In our case, our first hand-made spacer was dislocated at 7 months post-operatively. Due to the misfitting of the first spacer to the proximal tibia, we chose a commercially available custom-made spacer (Fig. 4) for the second surgery. It was characterized by its fitting the anatomical shape of the distal femur, its smooth surface suitable for articulation, and an anti-rotation fin at the proximal end of its body. Due to the absence of anti-rotation screw(s) and looseness between the anti-rotation fin and the residual bone, we decided to partially fix the spacer using PMMA to prevent rotation at the bone-spacer junction. In addition, we sought to achieve the formation of an osseous bridge over the bone-spacer junction by covering the junction with the periosteum and induced membrane. Instability of the knee joint can be an issue without ligamentous reconstruction, but we did not use synthetic mesh as a fibrous pseudo-capsule had already formed at the time of the second hemiarthroplasty. After the second hemiarthroplasty, the patient could begin ambulation with weight bearing on the affected leg through use of hinged knee brace but without any other support, and this functioned well for 18 months, allowing periosteal bone formation over the junction and the successful mega-prosthetic reconstruction with insertion of a durable stem.

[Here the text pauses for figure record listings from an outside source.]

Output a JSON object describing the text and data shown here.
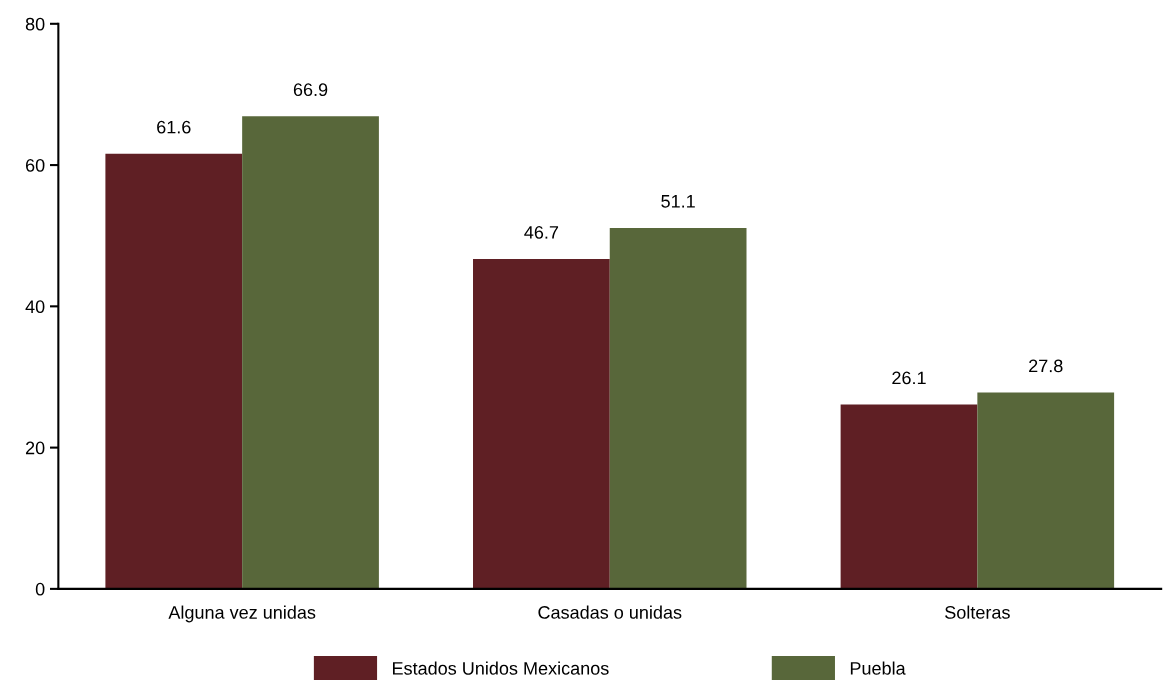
{
  "chart_data": {
    "type": "bar",
    "categories": [
      "Alguna vez unidas",
      "Casadas o unidas",
      "Solteras"
    ],
    "series": [
      {
        "name": "Estados Unidos Mexicanos",
        "color": "#5f1f24",
        "values": [
          61.6,
          46.7,
          26.1
        ]
      },
      {
        "name": "Puebla",
        "color": "#58673a",
        "values": [
          66.9,
          51.1,
          27.8
        ]
      }
    ],
    "ylim": [
      0,
      80
    ],
    "yticks": [
      0,
      20,
      40,
      60,
      80
    ],
    "data_labels": true,
    "legend": "bottom",
    "grid": false
  }
}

The use of PMMA may have played an essential part to achieve durable bone-prosthesis junction. In 2003, Masquelet reported 35 cases of long bone defect successfully treated with 2-step reconstruction: cement spacer insertion followed by autologous cancellous bone grafting. The concept is that spacer is responsible for the formation of synovium-like membrane, which can prevent grafted bone from resorption and favor its revascularization and corticalization [11]. Since then, “Masquelet technique” has become a standard treatment for long bone defect. In our case, we also preserved induced membrane around PMMA and grafted cancellous bone tips under them at the third surgery. After surgery, the cortex of the residual bone became satisfactorily thickened and periosteal/peri-membranous bone formation overlapped the bone-prosthesis junction. It is difficult to prove that such successful bone formation is attributed to cementation and following membrane formation, but we believe that temporal spacer accompanied by partial cementation is better than immediate prosthetic reconstruction in terms of bone formation around the bone-prosthesis junction.

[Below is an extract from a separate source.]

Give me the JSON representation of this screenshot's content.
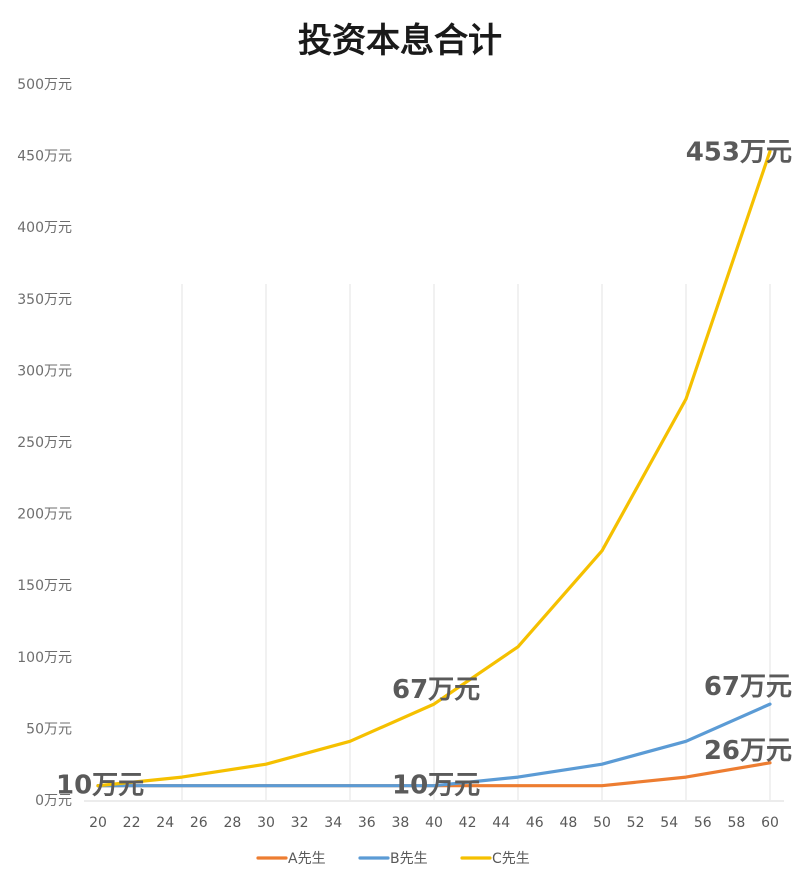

The functional results of our case were slightly worse than those reported by Chung et al., but such inferior outcomes can mostly be attributed to the younger age of our case, along with the instability of the first spacer. The surgical procedure and post-operative management are obviously more difficult in younger patients due to their smaller bone size and expected longer LLD. Our case, however, indicates that hemiarthroplasty can be applied to younger children with malignant distal femoral tumor by utilizing the aforementioned surgical technique.

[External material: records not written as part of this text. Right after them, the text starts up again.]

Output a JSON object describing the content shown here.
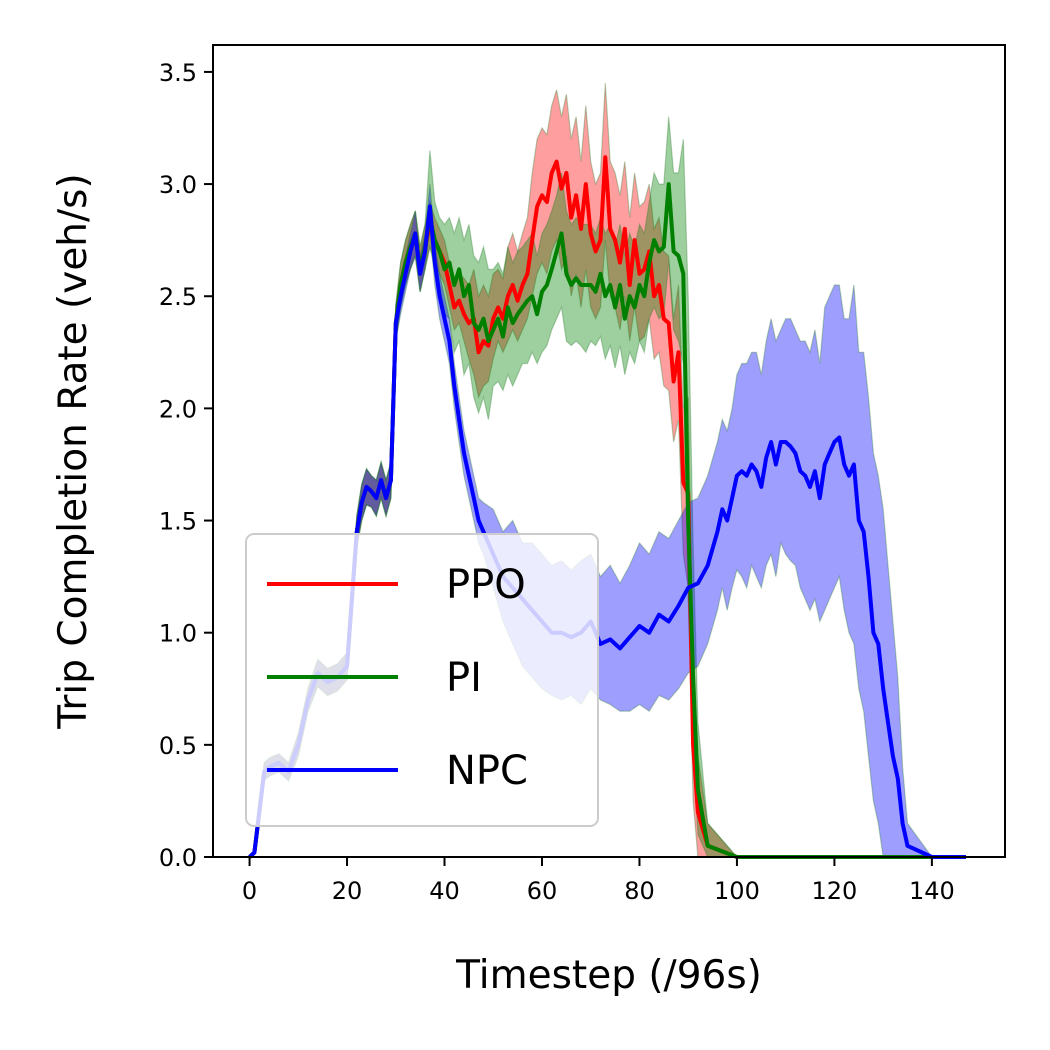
{
  "chart_data": {
    "type": "line",
    "title": "",
    "xlabel": "Timestep (/96s)",
    "ylabel": "Trip Completion Rate (veh/s)",
    "xlim": [
      -7.5,
      155
    ],
    "ylim": [
      0,
      3.62
    ],
    "xticks": [
      0,
      20,
      40,
      60,
      80,
      100,
      120,
      140
    ],
    "yticks": [
      0.0,
      0.5,
      1.0,
      1.5,
      2.0,
      2.5,
      3.0,
      3.5
    ],
    "xtick_labels": [
      "0",
      "20",
      "40",
      "60",
      "80",
      "100",
      "120",
      "140"
    ],
    "ytick_labels": [
      "0.0",
      "0.5",
      "1.0",
      "1.5",
      "2.0",
      "2.5",
      "3.0",
      "3.5"
    ],
    "grid": false,
    "legend_position": "lower-left",
    "series": [
      {
        "name": "PPO",
        "color": "#ff0000",
        "band_color": "#ff0000",
        "x": [
          0,
          1,
          2,
          3,
          4,
          6,
          8,
          10,
          12,
          14,
          16,
          18,
          20,
          22,
          23,
          24,
          25,
          26,
          27,
          28,
          29,
          30,
          31,
          32,
          33,
          34,
          35,
          36,
          37,
          38,
          39,
          40,
          41,
          42,
          43,
          44,
          45,
          46,
          47,
          48,
          49,
          50,
          51,
          52,
          53,
          54,
          55,
          56,
          57,
          58,
          59,
          60,
          61,
          62,
          63,
          64,
          65,
          66,
          67,
          68,
          69,
          70,
          71,
          72,
          73,
          74,
          75,
          76,
          77,
          78,
          79,
          80,
          81,
          82,
          83,
          84,
          85,
          86,
          87,
          88,
          89,
          90,
          91,
          92,
          94,
          100,
          110,
          120,
          130,
          140,
          147
        ],
        "y": [
          0,
          0.02,
          0.2,
          0.38,
          0.4,
          0.42,
          0.38,
          0.5,
          0.7,
          0.82,
          0.78,
          0.8,
          0.85,
          1.45,
          1.58,
          1.65,
          1.63,
          1.6,
          1.68,
          1.6,
          1.68,
          2.38,
          2.55,
          2.65,
          2.72,
          2.78,
          2.62,
          2.72,
          2.82,
          2.75,
          2.7,
          2.65,
          2.55,
          2.45,
          2.48,
          2.42,
          2.38,
          2.4,
          2.25,
          2.3,
          2.28,
          2.4,
          2.45,
          2.4,
          2.5,
          2.55,
          2.48,
          2.55,
          2.6,
          2.75,
          2.9,
          2.95,
          2.92,
          3.05,
          3.1,
          2.98,
          3.05,
          2.85,
          2.95,
          2.8,
          3.0,
          2.78,
          2.7,
          2.75,
          3.12,
          2.8,
          2.75,
          2.65,
          2.8,
          2.55,
          2.75,
          2.6,
          2.62,
          2.7,
          2.5,
          2.55,
          2.4,
          2.38,
          2.12,
          2.25,
          1.67,
          1.62,
          0.5,
          0.2,
          0.05,
          0,
          0,
          0,
          0,
          0,
          0
        ],
        "lower": [
          0,
          0.02,
          0.18,
          0.34,
          0.36,
          0.38,
          0.34,
          0.45,
          0.65,
          0.76,
          0.72,
          0.74,
          0.79,
          1.38,
          1.5,
          1.57,
          1.56,
          1.52,
          1.6,
          1.52,
          1.6,
          2.3,
          2.45,
          2.55,
          2.62,
          2.68,
          2.52,
          2.62,
          2.72,
          2.65,
          2.6,
          2.55,
          2.45,
          2.35,
          2.38,
          2.3,
          2.22,
          2.15,
          2.05,
          2.1,
          2.12,
          2.22,
          2.3,
          2.25,
          2.3,
          2.35,
          2.3,
          2.35,
          2.4,
          2.5,
          2.6,
          2.65,
          2.6,
          2.7,
          2.75,
          2.62,
          2.68,
          2.5,
          2.6,
          2.45,
          2.62,
          2.45,
          2.4,
          2.45,
          2.75,
          2.5,
          2.45,
          2.35,
          2.5,
          2.3,
          2.45,
          2.3,
          2.32,
          2.4,
          2.22,
          2.25,
          2.1,
          2.08,
          1.85,
          1.95,
          1.35,
          1.2,
          0.25,
          0,
          0,
          0,
          0,
          0,
          0,
          0,
          0
        ],
        "upper": [
          0,
          0.02,
          0.22,
          0.42,
          0.44,
          0.46,
          0.42,
          0.55,
          0.75,
          0.88,
          0.84,
          0.86,
          0.91,
          1.52,
          1.66,
          1.73,
          1.7,
          1.68,
          1.76,
          1.68,
          1.76,
          2.46,
          2.65,
          2.75,
          2.82,
          2.88,
          2.72,
          2.82,
          2.92,
          2.85,
          2.8,
          2.75,
          2.65,
          2.58,
          2.6,
          2.58,
          2.55,
          2.62,
          2.5,
          2.55,
          2.5,
          2.6,
          2.62,
          2.58,
          2.72,
          2.78,
          2.7,
          2.78,
          2.85,
          3.05,
          3.2,
          3.25,
          3.22,
          3.35,
          3.42,
          3.3,
          3.4,
          3.2,
          3.3,
          3.1,
          3.35,
          3.1,
          3.0,
          3.05,
          3.45,
          3.1,
          3.05,
          2.95,
          3.1,
          2.85,
          3.05,
          2.9,
          2.92,
          3.0,
          2.8,
          2.85,
          2.7,
          2.68,
          2.4,
          2.55,
          2.0,
          2.05,
          0.8,
          0.45,
          0.15,
          0,
          0,
          0,
          0,
          0,
          0
        ]
      },
      {
        "name": "PI",
        "color": "#008000",
        "band_color": "#008000",
        "x": [
          0,
          1,
          2,
          3,
          4,
          6,
          8,
          10,
          12,
          14,
          16,
          18,
          20,
          22,
          23,
          24,
          25,
          26,
          27,
          28,
          29,
          30,
          31,
          32,
          33,
          34,
          35,
          36,
          37,
          38,
          39,
          40,
          41,
          42,
          43,
          44,
          45,
          46,
          47,
          48,
          49,
          50,
          51,
          52,
          53,
          54,
          55,
          56,
          57,
          58,
          59,
          60,
          61,
          62,
          63,
          64,
          65,
          66,
          67,
          68,
          69,
          70,
          71,
          72,
          73,
          74,
          75,
          76,
          77,
          78,
          79,
          80,
          81,
          82,
          83,
          84,
          85,
          86,
          87,
          88,
          89,
          90,
          91,
          92,
          94,
          100,
          110,
          120,
          130,
          140,
          147
        ],
        "y": [
          0,
          0.02,
          0.2,
          0.38,
          0.4,
          0.42,
          0.38,
          0.5,
          0.7,
          0.82,
          0.78,
          0.8,
          0.85,
          1.45,
          1.58,
          1.65,
          1.63,
          1.6,
          1.68,
          1.6,
          1.68,
          2.38,
          2.55,
          2.65,
          2.72,
          2.78,
          2.62,
          2.72,
          2.85,
          2.75,
          2.7,
          2.62,
          2.65,
          2.55,
          2.62,
          2.5,
          2.55,
          2.38,
          2.35,
          2.4,
          2.3,
          2.35,
          2.4,
          2.32,
          2.45,
          2.38,
          2.42,
          2.45,
          2.48,
          2.5,
          2.42,
          2.52,
          2.55,
          2.62,
          2.7,
          2.78,
          2.6,
          2.55,
          2.58,
          2.55,
          2.55,
          2.55,
          2.52,
          2.6,
          2.5,
          2.55,
          2.45,
          2.55,
          2.4,
          2.5,
          2.45,
          2.55,
          2.5,
          2.65,
          2.75,
          2.7,
          2.72,
          3.0,
          2.7,
          2.68,
          2.6,
          1.5,
          0.8,
          0.3,
          0.05,
          0,
          0,
          0,
          0,
          0,
          0
        ],
        "lower": [
          0,
          0.02,
          0.18,
          0.34,
          0.36,
          0.38,
          0.34,
          0.45,
          0.65,
          0.76,
          0.72,
          0.74,
          0.79,
          1.38,
          1.5,
          1.57,
          1.56,
          1.52,
          1.6,
          1.52,
          1.6,
          2.3,
          2.45,
          2.55,
          2.62,
          2.68,
          2.52,
          2.62,
          2.72,
          2.62,
          2.55,
          2.42,
          2.4,
          2.25,
          2.3,
          2.15,
          2.2,
          2.05,
          1.98,
          2.05,
          1.95,
          2.1,
          2.12,
          2.08,
          2.15,
          2.1,
          2.15,
          2.2,
          2.2,
          2.25,
          2.2,
          2.25,
          2.28,
          2.35,
          2.4,
          2.45,
          2.3,
          2.28,
          2.3,
          2.28,
          2.25,
          2.3,
          2.28,
          2.32,
          2.22,
          2.28,
          2.18,
          2.28,
          2.15,
          2.25,
          2.2,
          2.3,
          2.25,
          2.4,
          2.45,
          2.4,
          2.42,
          2.65,
          2.35,
          2.3,
          2.2,
          1.15,
          0.5,
          0.1,
          0,
          0,
          0,
          0,
          0,
          0,
          0
        ],
        "upper": [
          0,
          0.02,
          0.22,
          0.42,
          0.44,
          0.46,
          0.42,
          0.55,
          0.75,
          0.88,
          0.84,
          0.86,
          0.91,
          1.52,
          1.66,
          1.73,
          1.7,
          1.68,
          1.76,
          1.68,
          1.76,
          2.46,
          2.65,
          2.75,
          2.82,
          2.88,
          2.72,
          2.82,
          3.15,
          2.92,
          2.85,
          2.82,
          2.85,
          2.78,
          2.85,
          2.75,
          2.82,
          2.68,
          2.65,
          2.72,
          2.62,
          2.62,
          2.65,
          2.6,
          2.72,
          2.65,
          2.7,
          2.72,
          2.75,
          2.78,
          2.68,
          2.78,
          2.82,
          2.88,
          2.95,
          3.05,
          2.88,
          2.82,
          2.85,
          2.82,
          2.82,
          2.82,
          2.78,
          2.85,
          2.78,
          2.82,
          2.72,
          2.82,
          2.68,
          2.78,
          2.72,
          2.82,
          2.78,
          2.92,
          3.05,
          3.0,
          3.0,
          3.3,
          3.05,
          3.05,
          3.2,
          2.5,
          1.4,
          0.6,
          0.15,
          0,
          0,
          0,
          0,
          0,
          0
        ]
      },
      {
        "name": "NPC",
        "color": "#0000ff",
        "band_color": "#0000ff",
        "x": [
          0,
          1,
          2,
          3,
          4,
          6,
          8,
          10,
          12,
          14,
          16,
          18,
          20,
          22,
          23,
          24,
          25,
          26,
          27,
          28,
          29,
          30,
          31,
          32,
          33,
          34,
          35,
          36,
          37,
          38,
          39,
          40,
          41,
          42,
          43,
          44,
          45,
          46,
          47,
          48,
          50,
          52,
          54,
          56,
          58,
          60,
          62,
          64,
          66,
          68,
          70,
          72,
          74,
          76,
          78,
          80,
          82,
          84,
          86,
          88,
          90,
          92,
          94,
          96,
          97,
          98,
          99,
          100,
          101,
          102,
          103,
          104,
          105,
          106,
          107,
          108,
          109,
          110,
          111,
          112,
          113,
          114,
          115,
          116,
          117,
          118,
          119,
          120,
          121,
          122,
          123,
          124,
          125,
          126,
          127,
          128,
          129,
          130,
          131,
          132,
          133,
          134,
          135,
          140,
          147
        ],
        "y": [
          0,
          0.02,
          0.2,
          0.38,
          0.4,
          0.42,
          0.38,
          0.5,
          0.7,
          0.82,
          0.78,
          0.8,
          0.85,
          1.45,
          1.58,
          1.65,
          1.63,
          1.6,
          1.68,
          1.6,
          1.68,
          2.38,
          2.5,
          2.6,
          2.7,
          2.78,
          2.6,
          2.7,
          2.9,
          2.65,
          2.5,
          2.4,
          2.3,
          2.1,
          1.95,
          1.8,
          1.7,
          1.6,
          1.5,
          1.45,
          1.35,
          1.25,
          1.2,
          1.15,
          1.1,
          1.05,
          1.0,
          1.0,
          0.98,
          1.0,
          1.05,
          0.95,
          0.97,
          0.93,
          0.98,
          1.03,
          1.0,
          1.08,
          1.05,
          1.12,
          1.2,
          1.22,
          1.3,
          1.45,
          1.55,
          1.5,
          1.6,
          1.7,
          1.72,
          1.7,
          1.75,
          1.72,
          1.65,
          1.78,
          1.85,
          1.75,
          1.85,
          1.85,
          1.83,
          1.8,
          1.72,
          1.7,
          1.65,
          1.72,
          1.6,
          1.75,
          1.8,
          1.85,
          1.87,
          1.75,
          1.7,
          1.75,
          1.5,
          1.45,
          1.25,
          1.0,
          0.95,
          0.75,
          0.6,
          0.45,
          0.35,
          0.15,
          0.05,
          0,
          0
        ],
        "lower": [
          0,
          0.02,
          0.18,
          0.34,
          0.36,
          0.38,
          0.34,
          0.45,
          0.65,
          0.76,
          0.72,
          0.74,
          0.79,
          1.38,
          1.5,
          1.57,
          1.56,
          1.52,
          1.6,
          1.52,
          1.6,
          2.3,
          2.42,
          2.52,
          2.62,
          2.68,
          2.52,
          2.62,
          2.8,
          2.55,
          2.4,
          2.3,
          2.2,
          2.0,
          1.85,
          1.7,
          1.6,
          1.5,
          1.4,
          1.35,
          1.2,
          1.05,
          0.95,
          0.85,
          0.8,
          0.75,
          0.72,
          0.7,
          0.72,
          0.68,
          0.75,
          0.7,
          0.68,
          0.65,
          0.65,
          0.68,
          0.65,
          0.72,
          0.7,
          0.75,
          0.82,
          0.85,
          0.95,
          1.1,
          1.2,
          1.1,
          1.2,
          1.28,
          1.25,
          1.2,
          1.3,
          1.25,
          1.2,
          1.3,
          1.35,
          1.25,
          1.4,
          1.35,
          1.32,
          1.3,
          1.2,
          1.15,
          1.1,
          1.15,
          1.05,
          1.1,
          1.15,
          1.2,
          1.25,
          1.1,
          1.0,
          0.95,
          0.75,
          0.65,
          0.45,
          0.25,
          0.15,
          0,
          0,
          0,
          0,
          0,
          0,
          0,
          0
        ],
        "upper": [
          0,
          0.02,
          0.22,
          0.42,
          0.44,
          0.46,
          0.42,
          0.55,
          0.75,
          0.88,
          0.84,
          0.86,
          0.91,
          1.52,
          1.66,
          1.73,
          1.7,
          1.68,
          1.76,
          1.68,
          1.76,
          2.46,
          2.58,
          2.68,
          2.78,
          2.88,
          2.68,
          2.78,
          3.0,
          2.75,
          2.6,
          2.5,
          2.4,
          2.2,
          2.05,
          1.9,
          1.8,
          1.7,
          1.6,
          1.58,
          1.55,
          1.45,
          1.5,
          1.4,
          1.4,
          1.35,
          1.3,
          1.32,
          1.28,
          1.32,
          1.35,
          1.25,
          1.3,
          1.22,
          1.3,
          1.4,
          1.35,
          1.45,
          1.42,
          1.5,
          1.58,
          1.6,
          1.7,
          1.85,
          1.95,
          1.9,
          2.0,
          2.15,
          2.2,
          2.2,
          2.25,
          2.25,
          2.15,
          2.3,
          2.4,
          2.3,
          2.35,
          2.4,
          2.4,
          2.35,
          2.3,
          2.3,
          2.25,
          2.35,
          2.2,
          2.45,
          2.5,
          2.55,
          2.55,
          2.4,
          2.4,
          2.55,
          2.25,
          2.25,
          2.05,
          1.8,
          1.7,
          1.55,
          1.3,
          1.05,
          0.8,
          0.4,
          0.15,
          0,
          0
        ]
      }
    ]
  }
}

In conclusion, this case report provides an example of limb-salvage surgery after distal femoral resection in a small child. Along with allograft reconstruction, the use of a temporary spacer utilizing partial cementation and preservation of the periosteum and induced membrane after PMMA removal appears to afford a viable limb-salvage option after distal femoral resection for younger children refusing femoral rotationplasty.